Well I seem to have stirred up a whole load of stuff.
I'd say the most interesting points are:

1) Many people don't like the idea of another ISA card
due to interrupt problems, and fewer mainboards with ISA.
While I sympathise, I feel the a PCI based card would
be too difficult for most people to knock up in the shack.

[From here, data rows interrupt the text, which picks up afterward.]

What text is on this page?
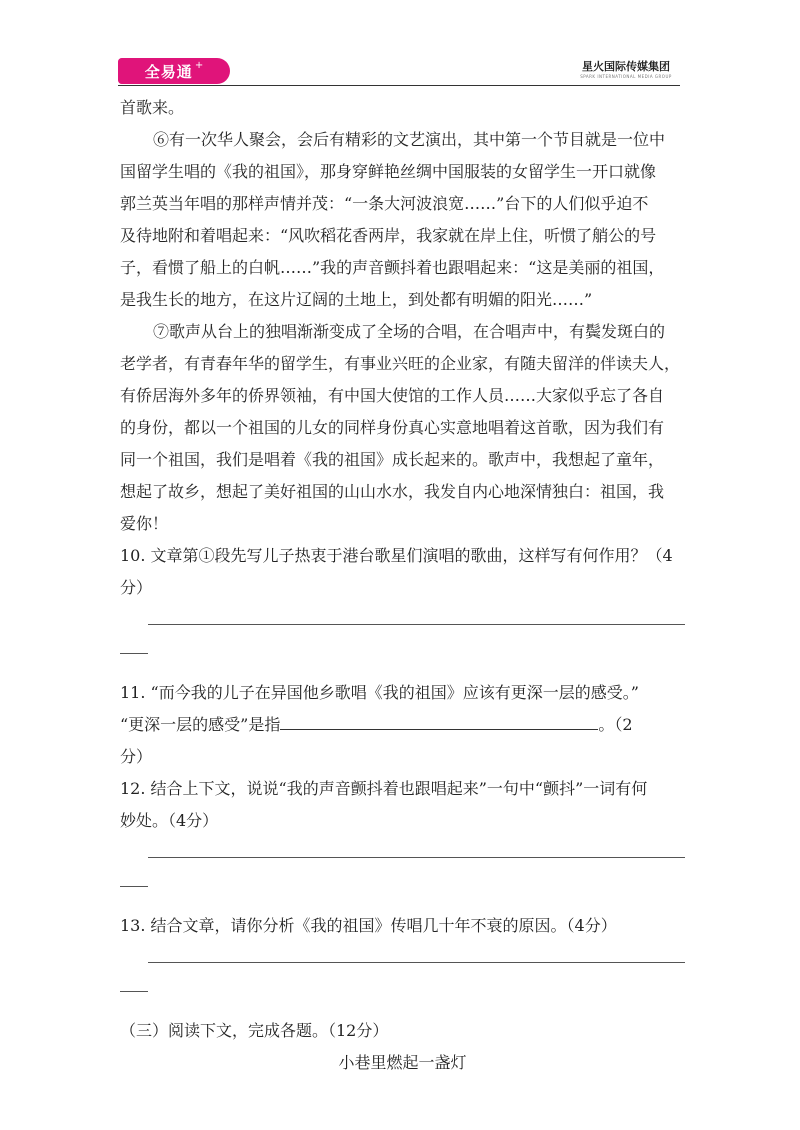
全易通 +	星火国际传媒集团
SPARK INTERNATIONAL MEDIA GROUP
首歌来。
⑥有一次华人聚会，会后有精彩的文艺演出，其中第一个节目就是一位中
国留学生唱的《我的祖国》，那身穿鲜艳丝绸中国服装的女留学生一开口就像
郭兰英当年唱的那样声情并茂：“一条大河波浪宽……”台下的人们似乎迫不
及待地附和着唱起来：“风吹稻花香两岸，我家就在岸上住，听惯了艄公的号
子，看惯了船上的白帆……”我的声音颤抖着也跟唱起来：“这是美丽的祖国，
是我生长的地方，在这片辽阔的土地上，到处都有明媚的阳光……”
⑦歌声从台上的独唱渐渐变成了全场的合唱，在合唱声中，有鬓发斑白的
老学者，有青春年华的留学生，有事业兴旺的企业家，有随夫留洋的伴读夫人，
有侨居海外多年的侨界领袖，有中国大使馆的工作人员……大家似乎忘了各自
的身份，都以一个祖国的儿女的同样身份真心实意地唱着这首歌，因为我们有
同一个祖国，我们是唱着《我的祖国》成长起来的。歌声中，我想起了童年，
想起了故乡，想起了美好祖国的山山水水，我发自内心地深情独白：祖国，我
爱你！
10. 文章第①段先写儿子热衷于港台歌星们演唱的歌曲，这样写有何作用？（4
分）
11. “而今我的儿子在异国他乡歌唱《我的祖国》应该有更深一层的感受。”
“更深一层的感受”是指	。（2
分）
12. 结合上下文，说说“我的声音颤抖着也跟唱起来”一句中“颤抖”一词有何
妙处。（4分）
13. 结合文章，请你分析《我的祖国》传唱几十年不衰的原因。（4分）
（三）阅读下文，完成各题。（12分）
小巷里燃起一盏灯
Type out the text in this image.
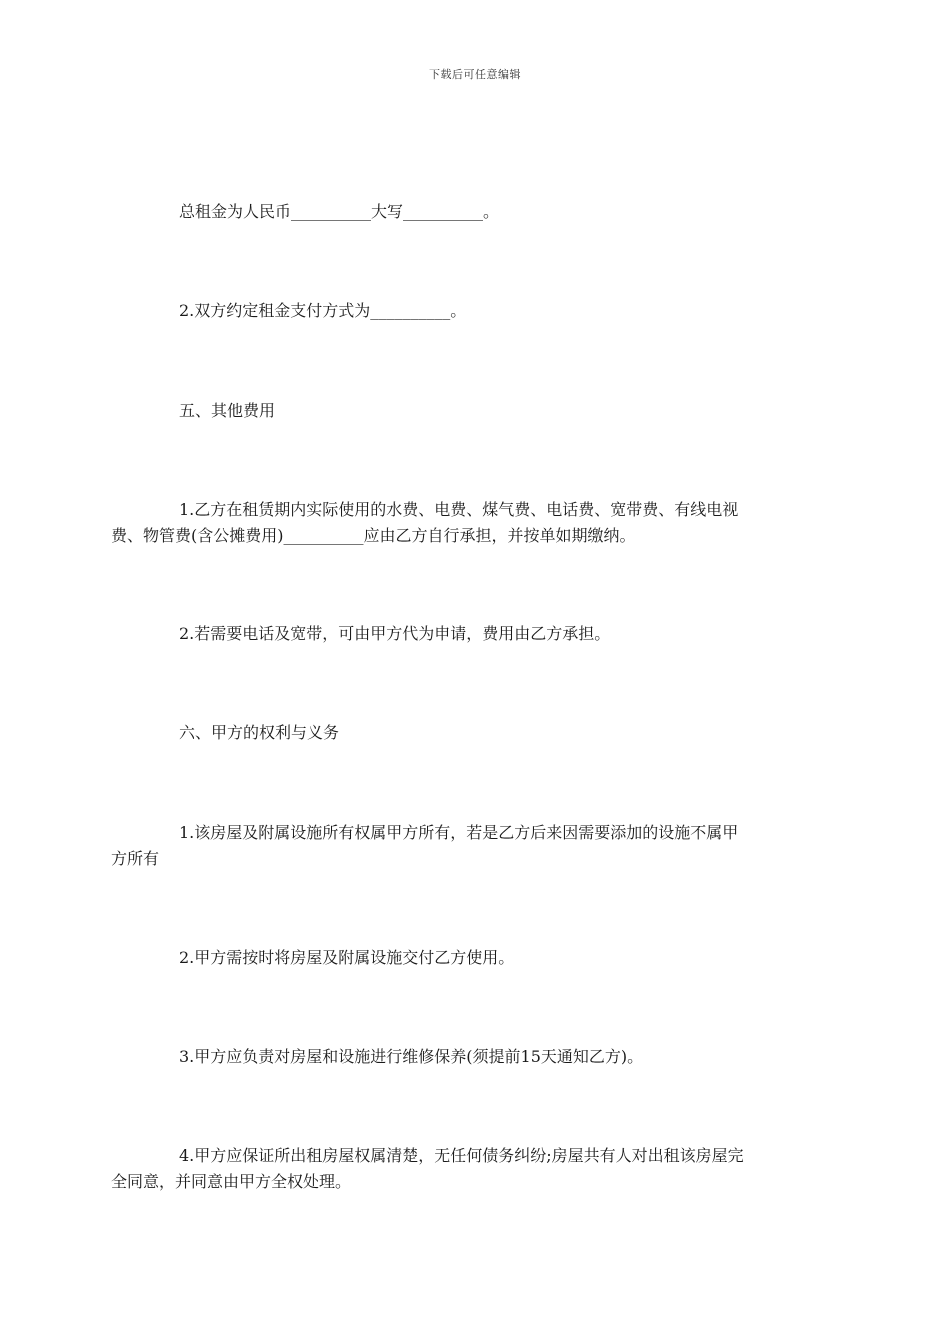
下载后可任意编辑

总租金为人民币__________大写__________。

2.双方约定租金支付方式为__________。

五、其他费用

1.乙方在租赁期内实际使用的水费、电费、煤气费、电话费、宽带费、有线电视
费、物管费(含公摊费用)__________应由乙方自行承担，并按单如期缴纳。

2.若需要电话及宽带，可由甲方代为申请，费用由乙方承担。

六、甲方的权利与义务

1.该房屋及附属设施所有权属甲方所有，若是乙方后来因需要添加的设施不属甲
方所有

2.甲方需按时将房屋及附属设施交付乙方使用。

3.甲方应负责对房屋和设施进行维修保养(须提前15天通知乙方)。

4.甲方应保证所出租房屋权属清楚，无任何债务纠纷;房屋共有人对出租该房屋完
全同意，并同意由甲方全权处理。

As for SCC ICs, DMA etc, someone came up with the idea
that Microchip PIC series can to Sync serial and could
just talk to dual port shared memory and forget SCCs and
DMA, a memcpy is probably better.

2) USB. Interesting but has a whole heap of nasties.
What would be nice is that one could be used for your
average end user, a multihomed 'home' station could
hub a few of them to a PC.
But what really stands out is that a hub of them
could be connected to an 'embedded router' allowing
routers to be put on remote sites where a PC might
not stand the harsh environment.

3) Ethernet. Well, we might as well formally issue
an RFC on putting callsigns in 802 MAC addresses
and scrap AX.25 :-)
 The main problem with Ethernet ICs is timers as most
of them are in silicon and can't be tweaked.


        J

 As for the BPQ ether driver, I think I can claim to
have kicked that off, although at the time I had
very litle knowledge of the kernel networking. I spent
quite a few hours peering over Steve GW7RRM's shoulder
at college, him coding, me advising :-) Then I think 
he gave up and we handed the code over to Johnathen.